Il vend des ceintures. Elle lui offre un verre d’eau timidement. Le marchand
sent dans sa façon de baisser les yeux qu’elle n’est pas heureuse. Il boit son
verre d’eau. Elle ne veut pas de ceinture. Pour la remercier, il lui offre un
collier. Comme il le lui passe au cou, un bruit retentit dehors, elle sursaute,
leurs lèvres se touchent, ils passent dans la chambre. Essayer de réutiliser la
profession du marchand. Peut-être avec les ceintures, par exemple. Description
minutieuse de la scène. On pourrait en faire l’ellipse, mais ce serait lâche,
et il faut magnifier ce moment d’amour vrai. Le marchand repart en promettant
de revenir. Deux jours après, il est renversé par une voiture et meurt à
l’hôpital à cause de l’incompétence des docteurs (en profiter pour peindre
l’incompétence des docteurs). Elle ne le saura jamais et se croira abandonnée.
Chapitre
2 : Punilla, par un chaud après-midi d’été. Vingt ans plus tard. Susanna,
mais pas la même que la première. La fille de celle qui a couché avec le
marchand cette fois. Dans le même lit, elle couche avec un homme. Détailler la
cène pour reprendre en négatif celle de la mère. Son amant est un cuisinier du
village, spécialisé dans les punillas. Il a l’age qu’aurait son père si
celui-ci n’était pas mort. Faire sentir subtilement qu’il se joue ici quelque
chose de l’ordre de l’Oedipe. Il lui laisse de l’argent et s’en va. On la
retrouve sur la place du village, près de la fontaine (description de la
fontaine). Après avoir bu l’eau de la fontaine, elle va poursuivre son labeur
dans un bar. Elle y voit une bande de pré-pubères buvant de la bière (opposer
la bière, boisson impure, à l’eau, boisson pure, pour montrer que l’habit ne
fait pas le moine).
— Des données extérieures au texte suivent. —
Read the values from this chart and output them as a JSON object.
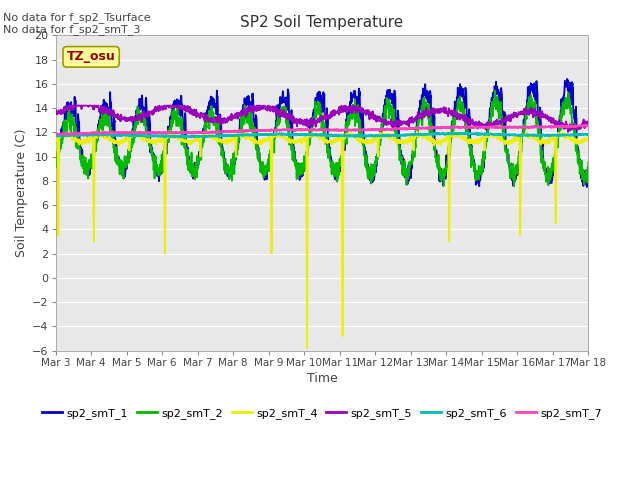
{
  "title": "SP2 Soil Temperature",
  "xlabel": "Time",
  "ylabel": "Soil Temperature (C)",
  "ylim": [
    -6,
    20
  ],
  "yticks": [
    -6,
    -4,
    -2,
    0,
    2,
    4,
    6,
    8,
    10,
    12,
    14,
    16,
    18,
    20
  ],
  "bg_color": "#e8e8e8",
  "annotations": [
    "No data for f_sp2_Tsurface",
    "No data for f_sp2_smT_3"
  ],
  "tz_label": "TZ_osu",
  "legend_labels": [
    "sp2_smT_1",
    "sp2_smT_2",
    "sp2_smT_4",
    "sp2_smT_5",
    "sp2_smT_6",
    "sp2_smT_7"
  ],
  "line_colors": [
    "#0000cc",
    "#00bb00",
    "#eeee00",
    "#9900bb",
    "#00bbbb",
    "#ff44bb"
  ],
  "x_tick_labels": [
    "Mar 3",
    "Mar 4",
    "Mar 5",
    "Mar 6",
    "Mar 7",
    "Mar 8",
    "Mar 9",
    "Mar 10",
    "Mar 11",
    "Mar 12",
    "Mar 13",
    "Mar 14",
    "Mar 15",
    "Mar 16",
    "Mar 17",
    "Mar 18"
  ]
}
Un d’eux gagne la partie (s’inspirer du petit crétin,
immortaliser sa bêtise, graver dans un éternel marbre son rictus idiot) et lui
propose de monter. Dans le bar, un écrivain de passage assiste à moitié amusé
par la bêtise du garçon, à moitié apitoyée pour la pauvrette, dont toute la
physionomie respire la noblesse d’âme. En son for intérieur, il se dit, pour
lui-même, un trait d’esprit en rapport avec le billard et ce que le garçon
s’apprête à faire (sur les queues, les boules et les trous).
Pendant
ce temps, le petit crétin et Susanna ont rejoint le lit de Susanna. Le petit
crétin, fort en gueule devant ses amis se révèle bien moins brave quand il
s’agit d’agir. Il ne parvient à rien malgré tous les efforts (se documenter) de
Susanna. Devant son rictus par trop idiot, elle finit pas éclater de rire. Il
se vexe, la frappe et quitte la maison en courant.
Pour
la suite, Susanna, frappée, ne peut travailler pendant une semaine. N’ayant
rien d’autre à faire, elle arpente tout de même la place de la fontaine.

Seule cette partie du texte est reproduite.